Beck est la girl next door parfaite sauf qu’au fil des épisodes, les failles seront montrées, les vérités dévoilées. Et ce qui fait la grande force de YOU est que le personnage principal impose sa vision au public, il est alors ludique de trouver soi-même la vérité. On avait laissé Elizabeth Lail dans l’honteuse série Dead of Summer avec son jeu approximatif. Elle s’en sort déjà mieux ici, auréolée d’une direction juste et audacieuse. Dommage que l’épisode 4 annihile ce sentiment avec un personnage plat.

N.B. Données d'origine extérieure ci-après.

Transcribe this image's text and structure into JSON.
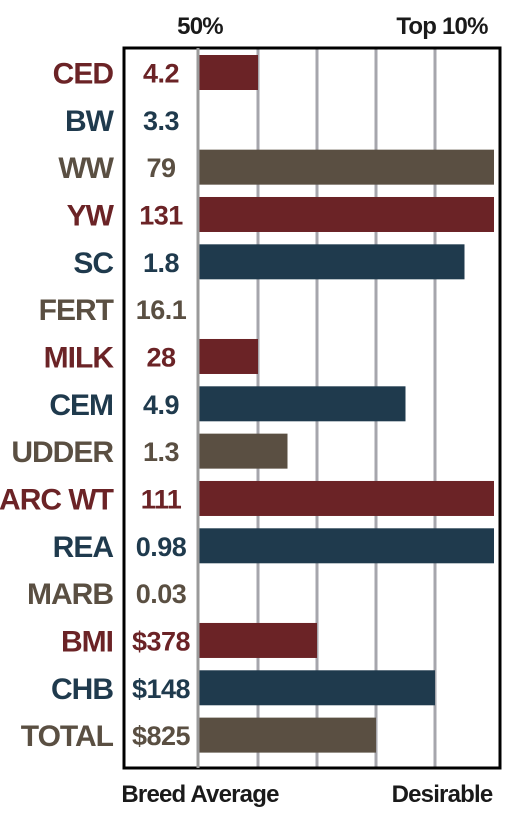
{
  "chart_data": {
    "type": "bar",
    "orientation": "horizontal",
    "top_labels": {
      "left": "50%",
      "right": "Top 10%"
    },
    "bottom_labels": {
      "left": "Breed Average",
      "right": "Desirable"
    },
    "colors": {
      "maroon": "#6b2326",
      "navy": "#1f3a4d",
      "taupe": "#5a4f42"
    },
    "xlim": [
      0,
      5
    ],
    "grid": true,
    "rows": [
      {
        "category": "CED",
        "value_label": "4.2",
        "bar": 1.0,
        "color": "maroon"
      },
      {
        "category": "BW",
        "value_label": "3.3",
        "bar": 0,
        "color": "navy"
      },
      {
        "category": "WW",
        "value_label": "79",
        "bar": 5.0,
        "color": "taupe"
      },
      {
        "category": "YW",
        "value_label": "131",
        "bar": 5.0,
        "color": "maroon"
      },
      {
        "category": "SC",
        "value_label": "1.8",
        "bar": 4.5,
        "color": "navy"
      },
      {
        "category": "FERT",
        "value_label": "16.1",
        "bar": 0,
        "color": "taupe"
      },
      {
        "category": "MILK",
        "value_label": "28",
        "bar": 1.0,
        "color": "maroon"
      },
      {
        "category": "CEM",
        "value_label": "4.9",
        "bar": 3.5,
        "color": "navy"
      },
      {
        "category": "UDDER",
        "value_label": "1.3",
        "bar": 1.5,
        "color": "taupe"
      },
      {
        "category": "CARC WT",
        "value_label": "111",
        "bar": 5.0,
        "color": "maroon"
      },
      {
        "category": "REA",
        "value_label": "0.98",
        "bar": 5.0,
        "color": "navy"
      },
      {
        "category": "MARB",
        "value_label": "0.03",
        "bar": 0,
        "color": "taupe"
      },
      {
        "category": "BMI",
        "value_label": "$378",
        "bar": 2.0,
        "color": "maroon"
      },
      {
        "category": "CHB",
        "value_label": "$148",
        "bar": 4.0,
        "color": "navy"
      },
      {
        "category": "TOTAL",
        "value_label": "$825",
        "bar": 3.0,
        "color": "taupe"
      }
    ]
  }
}
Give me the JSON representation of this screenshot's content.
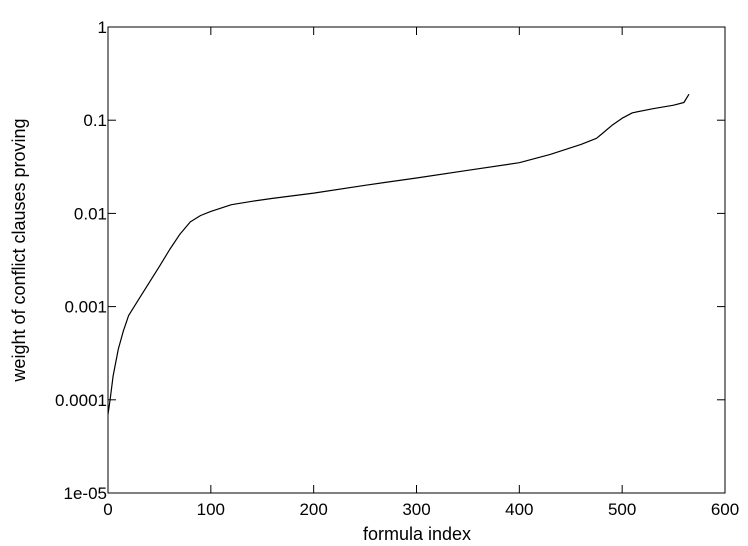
{
  "chart_data": {
    "type": "line",
    "title": "",
    "xlabel": "formula index",
    "ylabel": "weight of conflict clauses proving",
    "xlim": [
      0,
      600
    ],
    "ylim": [
      1e-05,
      1
    ],
    "yscale": "log",
    "grid": false,
    "legend": "none",
    "x_ticks": [
      {
        "value": 0,
        "label": "0"
      },
      {
        "value": 100,
        "label": "100"
      },
      {
        "value": 200,
        "label": "200"
      },
      {
        "value": 300,
        "label": "300"
      },
      {
        "value": 400,
        "label": "400"
      },
      {
        "value": 500,
        "label": "500"
      },
      {
        "value": 600,
        "label": "600"
      }
    ],
    "y_ticks": [
      {
        "value": 1e-05,
        "label": "1e-05"
      },
      {
        "value": 0.0001,
        "label": "0.0001"
      },
      {
        "value": 0.001,
        "label": "0.001"
      },
      {
        "value": 0.01,
        "label": "0.01"
      },
      {
        "value": 0.1,
        "label": "0.1"
      },
      {
        "value": 1,
        "label": "1"
      }
    ],
    "series": [
      {
        "color": "#000000",
        "x": [
          0,
          2,
          5,
          10,
          15,
          20,
          30,
          40,
          50,
          60,
          70,
          80,
          90,
          100,
          120,
          140,
          160,
          200,
          250,
          300,
          350,
          400,
          430,
          460,
          475,
          480,
          490,
          500,
          510,
          530,
          550,
          560,
          565
        ],
        "y": [
          7e-05,
          0.0001,
          0.00018,
          0.00035,
          0.00055,
          0.0008,
          0.0012,
          0.0018,
          0.0027,
          0.0041,
          0.006,
          0.0081,
          0.0095,
          0.0105,
          0.0124,
          0.0135,
          0.0145,
          0.0165,
          0.02,
          0.024,
          0.029,
          0.035,
          0.043,
          0.055,
          0.064,
          0.071,
          0.088,
          0.105,
          0.12,
          0.133,
          0.145,
          0.155,
          0.19
        ]
      }
    ]
  }
}
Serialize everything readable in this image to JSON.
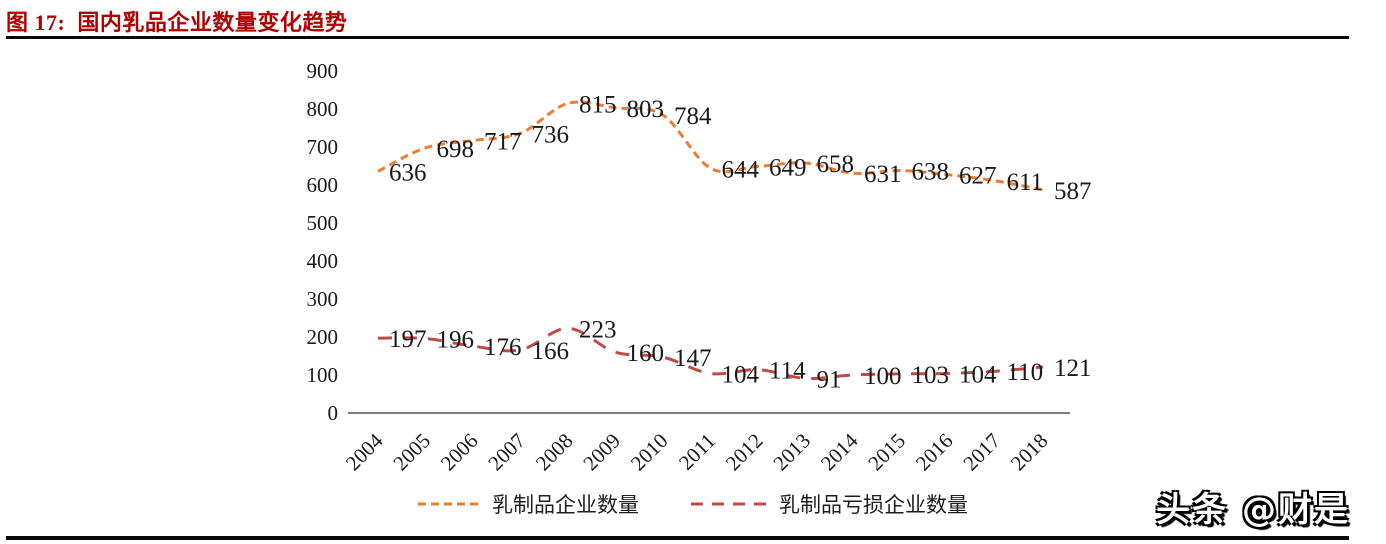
{
  "header": {
    "figure_title": "图 17:  国内乳品企业数量变化趋势"
  },
  "watermark": "头条 @财是",
  "colors": {
    "title_red": "#B00000",
    "series1_orange": "#ED7D31",
    "series2_red": "#BE4B48",
    "axis_line_gray": "#7f7f7f",
    "data_label": "#1a1a1a"
  },
  "chart_data": {
    "type": "line",
    "title": "国内乳品企业数量变化趋势",
    "smoothed": true,
    "line_style": "dashed",
    "grid": false,
    "legend_position": "bottom",
    "xlabel": "",
    "ylabel": "",
    "ylim": [
      0,
      900
    ],
    "yticks": [
      0,
      100,
      200,
      300,
      400,
      500,
      600,
      700,
      800,
      900
    ],
    "categories": [
      "2004",
      "2005",
      "2006",
      "2007",
      "2008",
      "2009",
      "2010",
      "2011",
      "2012",
      "2013",
      "2014",
      "2015",
      "2016",
      "2017",
      "2018"
    ],
    "series": [
      {
        "name": "乳制品企业数量",
        "color": "#ED7D31",
        "dash_pattern": "8 5",
        "values": [
          636,
          698,
          717,
          736,
          815,
          803,
          784,
          644,
          649,
          658,
          631,
          638,
          627,
          611,
          587
        ]
      },
      {
        "name": "乳制品亏损企业数量",
        "color": "#BE4B48",
        "dash_pattern": "14 11",
        "values": [
          197,
          196,
          176,
          166,
          223,
          160,
          147,
          104,
          114,
          91,
          100,
          103,
          104,
          110,
          121
        ]
      }
    ]
  }
}
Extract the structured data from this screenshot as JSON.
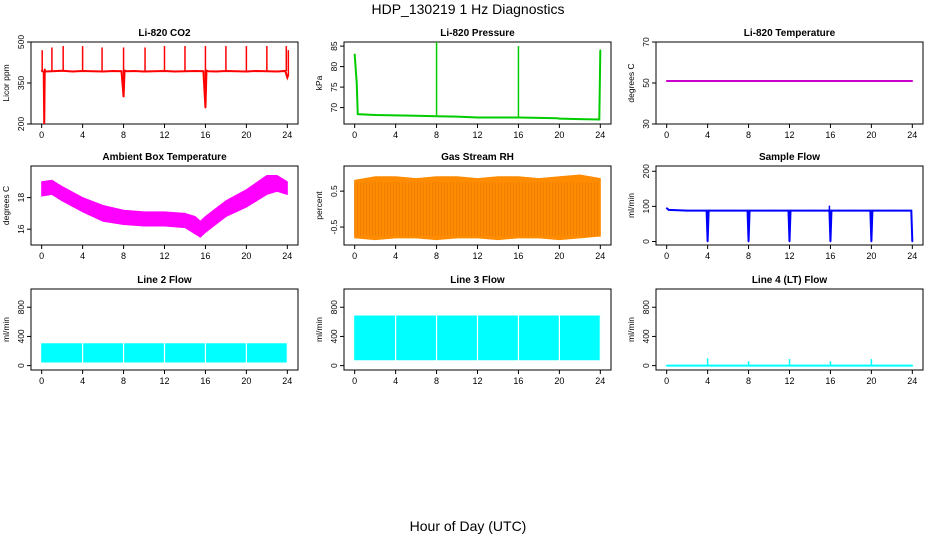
{
  "figure": {
    "title": "HDP_130219  1 Hz Diagnostics",
    "xlabel": "Hour of Day (UTC)"
  },
  "chart_data": [
    {
      "type": "line",
      "title": "Li-820 CO2",
      "xlabel": "",
      "ylabel": "Licor ppm",
      "color": "#ff0000",
      "xlim": [
        0,
        24
      ],
      "xticks": [
        0,
        4,
        8,
        12,
        16,
        20,
        24
      ],
      "ylim": [
        200,
        500
      ],
      "yticks": [
        200,
        350,
        500
      ],
      "x": [
        0,
        0.2,
        0.25,
        0.3,
        0.35,
        1,
        2,
        3,
        4,
        5,
        6,
        7,
        7.8,
        8,
        8.1,
        8.3,
        9,
        10,
        11,
        12,
        13,
        14,
        15,
        15.8,
        16,
        16.1,
        16.3,
        17,
        18,
        19,
        20,
        21,
        22,
        23,
        23.8,
        24,
        24.1
      ],
      "y": [
        395,
        390,
        200,
        400,
        392,
        393,
        395,
        392,
        394,
        393,
        392,
        394,
        393,
        300,
        395,
        393,
        394,
        392,
        393,
        394,
        392,
        393,
        394,
        393,
        260,
        395,
        393,
        392,
        394,
        393,
        392,
        394,
        393,
        392,
        394,
        370,
        380
      ],
      "spikes": [
        {
          "x": 0.05,
          "y": 470
        },
        {
          "x": 1,
          "y": 480
        },
        {
          "x": 2.1,
          "y": 485
        },
        {
          "x": 4,
          "y": 485
        },
        {
          "x": 5.9,
          "y": 480
        },
        {
          "x": 8,
          "y": 480
        },
        {
          "x": 10.1,
          "y": 480
        },
        {
          "x": 12,
          "y": 485
        },
        {
          "x": 14,
          "y": 485
        },
        {
          "x": 16,
          "y": 485
        },
        {
          "x": 18,
          "y": 485
        },
        {
          "x": 20,
          "y": 485
        },
        {
          "x": 22,
          "y": 485
        },
        {
          "x": 23.9,
          "y": 485
        },
        {
          "x": 24.1,
          "y": 470
        }
      ]
    },
    {
      "type": "line",
      "title": "Li-820 Pressure",
      "xlabel": "",
      "ylabel": "kPa",
      "color": "#00cc00",
      "xlim": [
        0,
        24
      ],
      "xticks": [
        0,
        4,
        8,
        12,
        16,
        20,
        24
      ],
      "ylim": [
        66,
        86
      ],
      "yticks": [
        70,
        75,
        80,
        85
      ],
      "x": [
        0,
        0.2,
        0.3,
        2,
        4,
        6,
        8,
        10,
        12,
        14,
        16,
        18,
        19.8,
        20,
        22,
        23.9,
        24
      ],
      "y": [
        83,
        76,
        68.4,
        68.2,
        68.1,
        68,
        67.9,
        67.8,
        67.6,
        67.6,
        67.6,
        67.5,
        67.4,
        67.3,
        67.2,
        67.1,
        84
      ],
      "spikes": [
        {
          "x": 8,
          "y": 86
        },
        {
          "x": 16,
          "y": 85
        }
      ]
    },
    {
      "type": "line",
      "title": "Li-820 Temperature",
      "xlabel": "",
      "ylabel": "degrees C",
      "color": "#cc00cc",
      "xlim": [
        0,
        24
      ],
      "xticks": [
        0,
        4,
        8,
        12,
        16,
        20,
        24
      ],
      "ylim": [
        30,
        70
      ],
      "yticks": [
        30,
        50,
        70
      ],
      "x": [
        0,
        24
      ],
      "y": [
        51,
        51
      ]
    },
    {
      "type": "area",
      "title": "Ambient Box Temperature",
      "xlabel": "",
      "ylabel": "degrees C",
      "color": "#ff00ff",
      "xlim": [
        0,
        24
      ],
      "xticks": [
        0,
        4,
        8,
        12,
        16,
        20,
        24
      ],
      "ylim": [
        15,
        20
      ],
      "yticks": [
        16,
        18
      ],
      "x": [
        0,
        1,
        2,
        4,
        6,
        8,
        10,
        12,
        14,
        15,
        15.5,
        16,
        17,
        18,
        20,
        22,
        23,
        24
      ],
      "upper": [
        19,
        19.1,
        18.7,
        18,
        17.5,
        17.2,
        17.1,
        17.1,
        17,
        16.8,
        16.5,
        16.8,
        17.3,
        17.8,
        18.5,
        19.4,
        19.4,
        19
      ],
      "lower": [
        18.1,
        18.2,
        17.8,
        17.1,
        16.5,
        16.3,
        16.2,
        16.2,
        16.1,
        15.7,
        15.5,
        15.8,
        16.3,
        16.8,
        17.4,
        18.2,
        18.4,
        18.2
      ]
    },
    {
      "type": "area",
      "title": "Gas Stream RH",
      "xlabel": "",
      "ylabel": "percent",
      "color": "#ff8c00",
      "xlim": [
        0,
        24
      ],
      "xticks": [
        0,
        4,
        8,
        12,
        16,
        20,
        24
      ],
      "ylim": [
        -1,
        1.2
      ],
      "yticks": [
        -0.5,
        0.5
      ],
      "x": [
        0,
        2,
        4,
        6,
        8,
        10,
        12,
        14,
        16,
        18,
        20,
        22,
        24
      ],
      "upper": [
        0.8,
        0.9,
        0.9,
        0.85,
        0.9,
        0.9,
        0.85,
        0.9,
        0.9,
        0.85,
        0.9,
        0.95,
        0.85
      ],
      "lower": [
        -0.8,
        -0.85,
        -0.8,
        -0.8,
        -0.85,
        -0.8,
        -0.8,
        -0.85,
        -0.8,
        -0.8,
        -0.85,
        -0.8,
        -0.75
      ],
      "hatch": "#cc6600"
    },
    {
      "type": "line",
      "title": "Sample Flow",
      "xlabel": "",
      "ylabel": "ml/min",
      "color": "#0000ff",
      "xlim": [
        0,
        24
      ],
      "xticks": [
        0,
        4,
        8,
        12,
        16,
        20,
        24
      ],
      "ylim": [
        -10,
        215
      ],
      "yticks": [
        0,
        100,
        200
      ],
      "x": [
        0,
        0.2,
        2,
        3.9,
        4,
        4.1,
        6,
        7.9,
        8,
        8.1,
        10,
        11.9,
        12,
        12.1,
        14,
        15.9,
        16,
        16.1,
        18,
        19.9,
        20,
        20.1,
        22,
        23.9,
        24
      ],
      "y": [
        95,
        90,
        88,
        88,
        0,
        88,
        88,
        88,
        0,
        88,
        88,
        88,
        0,
        88,
        88,
        88,
        0,
        88,
        88,
        88,
        0,
        88,
        88,
        88,
        0
      ],
      "spikes": [
        {
          "x": 15.9,
          "y": 102
        }
      ]
    },
    {
      "type": "area",
      "title": "Line 2 Flow",
      "xlabel": "",
      "ylabel": "ml/min",
      "color": "#00ffff",
      "xlim": [
        0,
        24
      ],
      "xticks": [
        0,
        4,
        8,
        12,
        16,
        20,
        24
      ],
      "ylim": [
        -60,
        1050
      ],
      "yticks": [
        0,
        400,
        800
      ],
      "x": [
        0,
        24
      ],
      "upper": [
        300,
        300
      ],
      "lower": [
        50,
        50
      ],
      "gaps": [
        4,
        8,
        12,
        16,
        20,
        24
      ]
    },
    {
      "type": "area",
      "title": "Line 3 Flow",
      "xlabel": "",
      "ylabel": "ml/min",
      "color": "#00ffff",
      "xlim": [
        0,
        24
      ],
      "xticks": [
        0,
        4,
        8,
        12,
        16,
        20,
        24
      ],
      "ylim": [
        -60,
        1050
      ],
      "yticks": [
        0,
        400,
        800
      ],
      "x": [
        0,
        24
      ],
      "upper": [
        680,
        680
      ],
      "lower": [
        80,
        80
      ],
      "gaps": [
        4,
        8,
        12,
        16,
        20,
        24
      ]
    },
    {
      "type": "line",
      "title": "Line 4 (LT) Flow",
      "xlabel": "",
      "ylabel": "ml/min",
      "color": "#00ffff",
      "xlim": [
        0,
        24
      ],
      "xticks": [
        0,
        4,
        8,
        12,
        16,
        20,
        24
      ],
      "ylim": [
        -60,
        1050
      ],
      "yticks": [
        0,
        400,
        800
      ],
      "x": [
        0,
        24
      ],
      "y": [
        0,
        0
      ],
      "spikes": [
        {
          "x": 4,
          "y": 100
        },
        {
          "x": 8,
          "y": 60
        },
        {
          "x": 12,
          "y": 90
        },
        {
          "x": 16,
          "y": 60
        },
        {
          "x": 20,
          "y": 90
        }
      ]
    }
  ]
}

You semble avoir le même ADN qu’UnReal à l’époque de sa saison 1 en allant là où les séries n’ont pas été (l’ambiance y est très urbaine, charnelle et un peu « naughty ») et en offrant une série moderne, divertissante et ouverte sur beaucoup de choses. On sent que ce sont deux séries très millenials, avec ce monde cliché, des gens qui s’aiment faussement, qui boivent du Starbucks et qui ont des Iphones… le monde moderne quoi.

La série trouve souvent la bonne idée pour faire basculer une scène d’une ambiance à une autre. On pense notamment à la conclusion de la scène du métro ou à la fin de l’épisode 3 qui pourra, sans honte, détourner le regard des fans des réflexes gatro-scénaristiques de 50 Nuances de Grey. D’ailleurs, cette scène , qui renvoie Joe à quelqu’un de plus terre à terre, est répété trois fois (previously et deux fois dans l’épisode) comme pour souligner l’effet voulu. L’épisode 4 tranche avec le début de saison puisqu’il utilise la double narration et pose une voix-off désastreuse au personnage de Beck. Et d’ailleurs, il tranche totalement avec le ton des trois premiers épisodes. On nous lâche un épisode aux accents de soap assez prononcé, peut-être trop. On s’ennuierait presque.

You est une série résolument bien ficelée avec peu de personnages mais la forme et le fond sont assez frais pour offrir une série divertissante. Le personnage de héros / bad guy fait mouche rapidement et l’histoire est prenante. Lifetime tient là encore une série recommandée qui arrive sur Netflix en France en fin d’année sous le titre Parfaite.